Diaphragmatic Myopathy Associated with Dual Immune Checkpoint Inhibitors in a Patient with Renal Cell Carcinoma.

Immune-related adverse events (irAEs) have become increasingly prevalent with immune checkpoint inhibitor (ICI) cancer treatment. We present a 79-year-old man with metastatic renal cell carcinoma who developed shortness of breath and hypercapnic respiratory insufficiency after his first cycle of nivolumab and ipilimumab. Laboratory data showed elevated creatinine kinase, troponins, and transaminases. Computed tomography of the chest demonstrated bilateral lower lobe atelectasis. Heart catheterization and endomyocardial biopsy were unremarkable. Electromyogram (EMG) and nerve conduction studies (NCS) of the limb muscles revealed mild diffuse myopathy, normal sensory nerve conductions, and low-amplitude motor responses. Subsequent diaphragmatic EMG and NCS demonstrated severe myopathy. ICI-mediated myopathy predominantly affecting diaphragmatic muscles was diagnosed. Treatment included intravenous methylprednisolone, infliximab, abatacept, rituximab, and plasmapheresis. He underwent tracheostomy placement on hospital day 11 due to minimal improvement. He was discharged to a long-term acute care hospital, but unfortunately, he died less than 1 month later due to recurrent infections. irAEs can affect any organ system, but diaphragmatic dysfunction is uncommon. Use of diaphragmatic EMG, NCS, ultrasound study, or biopsy can support the diagnosis. Treatment includes systemic steroids, plasmapheresis, immunosuppressive medications, respiratory support, and cessation of causative medications.

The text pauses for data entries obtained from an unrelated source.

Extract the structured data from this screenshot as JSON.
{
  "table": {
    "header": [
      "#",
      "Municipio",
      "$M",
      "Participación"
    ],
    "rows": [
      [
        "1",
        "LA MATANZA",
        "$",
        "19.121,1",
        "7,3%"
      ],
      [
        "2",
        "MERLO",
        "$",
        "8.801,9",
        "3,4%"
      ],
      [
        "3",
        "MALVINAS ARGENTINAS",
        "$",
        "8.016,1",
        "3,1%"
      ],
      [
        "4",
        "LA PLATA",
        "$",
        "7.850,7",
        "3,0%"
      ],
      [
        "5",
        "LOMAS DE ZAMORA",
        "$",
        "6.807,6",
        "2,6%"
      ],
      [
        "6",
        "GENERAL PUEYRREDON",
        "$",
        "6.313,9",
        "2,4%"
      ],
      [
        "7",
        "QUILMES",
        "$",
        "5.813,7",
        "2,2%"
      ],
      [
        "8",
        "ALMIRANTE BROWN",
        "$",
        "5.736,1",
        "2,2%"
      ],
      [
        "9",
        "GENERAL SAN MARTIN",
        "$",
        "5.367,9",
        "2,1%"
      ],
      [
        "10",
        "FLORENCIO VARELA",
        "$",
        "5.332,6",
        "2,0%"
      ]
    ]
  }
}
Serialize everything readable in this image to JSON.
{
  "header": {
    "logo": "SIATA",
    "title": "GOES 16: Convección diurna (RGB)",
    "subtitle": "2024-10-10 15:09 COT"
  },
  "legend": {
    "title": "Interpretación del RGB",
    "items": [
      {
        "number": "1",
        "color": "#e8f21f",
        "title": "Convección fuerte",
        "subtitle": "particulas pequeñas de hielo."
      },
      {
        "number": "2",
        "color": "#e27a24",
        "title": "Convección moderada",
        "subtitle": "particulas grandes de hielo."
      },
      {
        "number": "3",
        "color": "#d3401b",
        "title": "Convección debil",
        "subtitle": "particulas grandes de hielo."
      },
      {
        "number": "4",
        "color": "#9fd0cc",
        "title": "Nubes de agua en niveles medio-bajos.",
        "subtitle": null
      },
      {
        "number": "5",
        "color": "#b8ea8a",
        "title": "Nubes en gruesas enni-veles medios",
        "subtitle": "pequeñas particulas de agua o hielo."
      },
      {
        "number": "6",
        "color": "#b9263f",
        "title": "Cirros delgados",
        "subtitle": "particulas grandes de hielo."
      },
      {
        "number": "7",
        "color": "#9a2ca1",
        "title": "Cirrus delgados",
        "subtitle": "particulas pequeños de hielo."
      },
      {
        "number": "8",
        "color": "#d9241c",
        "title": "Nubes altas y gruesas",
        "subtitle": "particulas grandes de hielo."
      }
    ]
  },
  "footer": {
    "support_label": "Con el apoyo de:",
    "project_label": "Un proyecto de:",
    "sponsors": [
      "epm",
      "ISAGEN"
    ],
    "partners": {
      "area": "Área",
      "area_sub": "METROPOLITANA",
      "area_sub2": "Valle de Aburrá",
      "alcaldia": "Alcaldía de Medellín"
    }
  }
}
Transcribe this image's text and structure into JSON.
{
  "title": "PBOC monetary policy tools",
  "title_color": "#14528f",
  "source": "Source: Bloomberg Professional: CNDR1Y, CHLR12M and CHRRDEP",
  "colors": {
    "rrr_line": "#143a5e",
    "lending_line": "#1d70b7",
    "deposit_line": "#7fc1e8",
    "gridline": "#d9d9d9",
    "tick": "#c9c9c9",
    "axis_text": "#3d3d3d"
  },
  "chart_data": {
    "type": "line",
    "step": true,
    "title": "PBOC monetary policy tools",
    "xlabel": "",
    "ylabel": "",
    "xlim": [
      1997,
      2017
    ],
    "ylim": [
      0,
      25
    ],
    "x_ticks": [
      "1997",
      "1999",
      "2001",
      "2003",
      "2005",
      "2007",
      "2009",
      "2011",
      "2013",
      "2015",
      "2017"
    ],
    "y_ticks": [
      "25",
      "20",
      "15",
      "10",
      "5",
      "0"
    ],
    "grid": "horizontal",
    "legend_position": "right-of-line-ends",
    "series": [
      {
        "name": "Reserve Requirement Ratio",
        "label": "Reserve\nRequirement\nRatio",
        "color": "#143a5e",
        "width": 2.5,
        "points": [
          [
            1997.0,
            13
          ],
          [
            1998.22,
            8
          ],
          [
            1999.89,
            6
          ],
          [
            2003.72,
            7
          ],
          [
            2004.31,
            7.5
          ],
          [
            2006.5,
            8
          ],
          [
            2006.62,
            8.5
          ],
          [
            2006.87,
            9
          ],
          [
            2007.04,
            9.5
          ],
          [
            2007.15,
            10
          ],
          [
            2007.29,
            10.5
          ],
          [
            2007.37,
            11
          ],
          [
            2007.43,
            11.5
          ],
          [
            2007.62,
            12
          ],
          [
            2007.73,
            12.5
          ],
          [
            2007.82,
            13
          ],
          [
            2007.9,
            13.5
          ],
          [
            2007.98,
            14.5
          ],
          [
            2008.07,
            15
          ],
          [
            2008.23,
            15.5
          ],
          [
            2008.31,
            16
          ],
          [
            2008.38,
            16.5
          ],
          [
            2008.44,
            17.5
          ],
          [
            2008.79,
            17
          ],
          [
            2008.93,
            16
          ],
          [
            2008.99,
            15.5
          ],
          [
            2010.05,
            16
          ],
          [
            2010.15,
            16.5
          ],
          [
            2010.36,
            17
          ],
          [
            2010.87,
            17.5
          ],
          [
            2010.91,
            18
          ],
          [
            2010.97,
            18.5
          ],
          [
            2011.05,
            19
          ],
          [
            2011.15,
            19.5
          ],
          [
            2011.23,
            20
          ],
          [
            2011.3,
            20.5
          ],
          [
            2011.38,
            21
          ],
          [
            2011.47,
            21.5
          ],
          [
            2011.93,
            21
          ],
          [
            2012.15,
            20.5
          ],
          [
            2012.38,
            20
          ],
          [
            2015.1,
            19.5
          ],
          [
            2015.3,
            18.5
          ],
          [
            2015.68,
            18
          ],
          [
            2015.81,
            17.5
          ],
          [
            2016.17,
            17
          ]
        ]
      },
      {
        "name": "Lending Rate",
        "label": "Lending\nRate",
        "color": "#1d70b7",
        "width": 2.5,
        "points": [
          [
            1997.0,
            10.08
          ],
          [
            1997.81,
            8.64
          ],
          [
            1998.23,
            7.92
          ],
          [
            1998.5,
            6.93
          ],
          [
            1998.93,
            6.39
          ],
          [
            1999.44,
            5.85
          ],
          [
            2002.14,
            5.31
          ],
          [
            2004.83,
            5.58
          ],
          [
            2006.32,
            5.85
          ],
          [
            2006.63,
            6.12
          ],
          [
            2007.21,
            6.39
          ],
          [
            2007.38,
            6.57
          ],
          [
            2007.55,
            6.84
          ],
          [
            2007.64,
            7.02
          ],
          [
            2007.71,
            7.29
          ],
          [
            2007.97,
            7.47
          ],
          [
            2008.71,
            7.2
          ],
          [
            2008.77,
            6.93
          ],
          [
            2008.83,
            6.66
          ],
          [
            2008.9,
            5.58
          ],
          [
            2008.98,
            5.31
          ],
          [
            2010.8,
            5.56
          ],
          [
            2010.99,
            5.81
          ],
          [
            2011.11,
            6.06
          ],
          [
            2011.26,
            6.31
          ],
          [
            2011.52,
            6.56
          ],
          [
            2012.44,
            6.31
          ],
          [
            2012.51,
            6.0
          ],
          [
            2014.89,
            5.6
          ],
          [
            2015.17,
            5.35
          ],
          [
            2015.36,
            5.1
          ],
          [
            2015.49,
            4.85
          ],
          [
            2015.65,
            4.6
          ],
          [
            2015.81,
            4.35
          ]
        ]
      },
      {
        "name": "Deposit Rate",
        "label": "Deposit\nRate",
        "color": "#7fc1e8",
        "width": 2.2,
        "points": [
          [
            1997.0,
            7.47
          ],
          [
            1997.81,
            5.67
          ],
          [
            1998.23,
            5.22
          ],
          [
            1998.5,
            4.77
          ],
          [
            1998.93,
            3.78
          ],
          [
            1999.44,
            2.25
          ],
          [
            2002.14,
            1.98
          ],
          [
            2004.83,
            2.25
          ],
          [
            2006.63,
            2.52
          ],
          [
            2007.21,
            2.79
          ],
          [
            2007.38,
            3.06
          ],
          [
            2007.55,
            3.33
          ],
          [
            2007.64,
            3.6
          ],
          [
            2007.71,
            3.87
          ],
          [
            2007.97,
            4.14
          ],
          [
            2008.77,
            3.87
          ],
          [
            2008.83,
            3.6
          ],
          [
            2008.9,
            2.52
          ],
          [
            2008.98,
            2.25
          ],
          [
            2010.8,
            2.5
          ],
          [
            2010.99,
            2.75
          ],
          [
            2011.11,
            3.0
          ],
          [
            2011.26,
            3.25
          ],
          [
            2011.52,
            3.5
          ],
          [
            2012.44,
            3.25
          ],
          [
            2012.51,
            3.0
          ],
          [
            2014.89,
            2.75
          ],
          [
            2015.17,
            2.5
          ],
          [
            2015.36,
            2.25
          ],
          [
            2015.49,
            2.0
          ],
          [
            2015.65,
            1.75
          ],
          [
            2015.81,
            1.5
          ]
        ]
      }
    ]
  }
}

ICI-related diaphragmatic dysfunction should be suspected in those patients at risk with hypoxia, hypercapnia, or prolonged invasive or noninvasive ventilation without a distinct etiology. This case report exemplifies the importance of multidisciplinary workup and management of respiratory symptoms and insufficiency to identify and ameliorate irAEs. Diaphragmatic involvement can be associated with significant morbidity and mortality despite early aggressive multimodal therapy.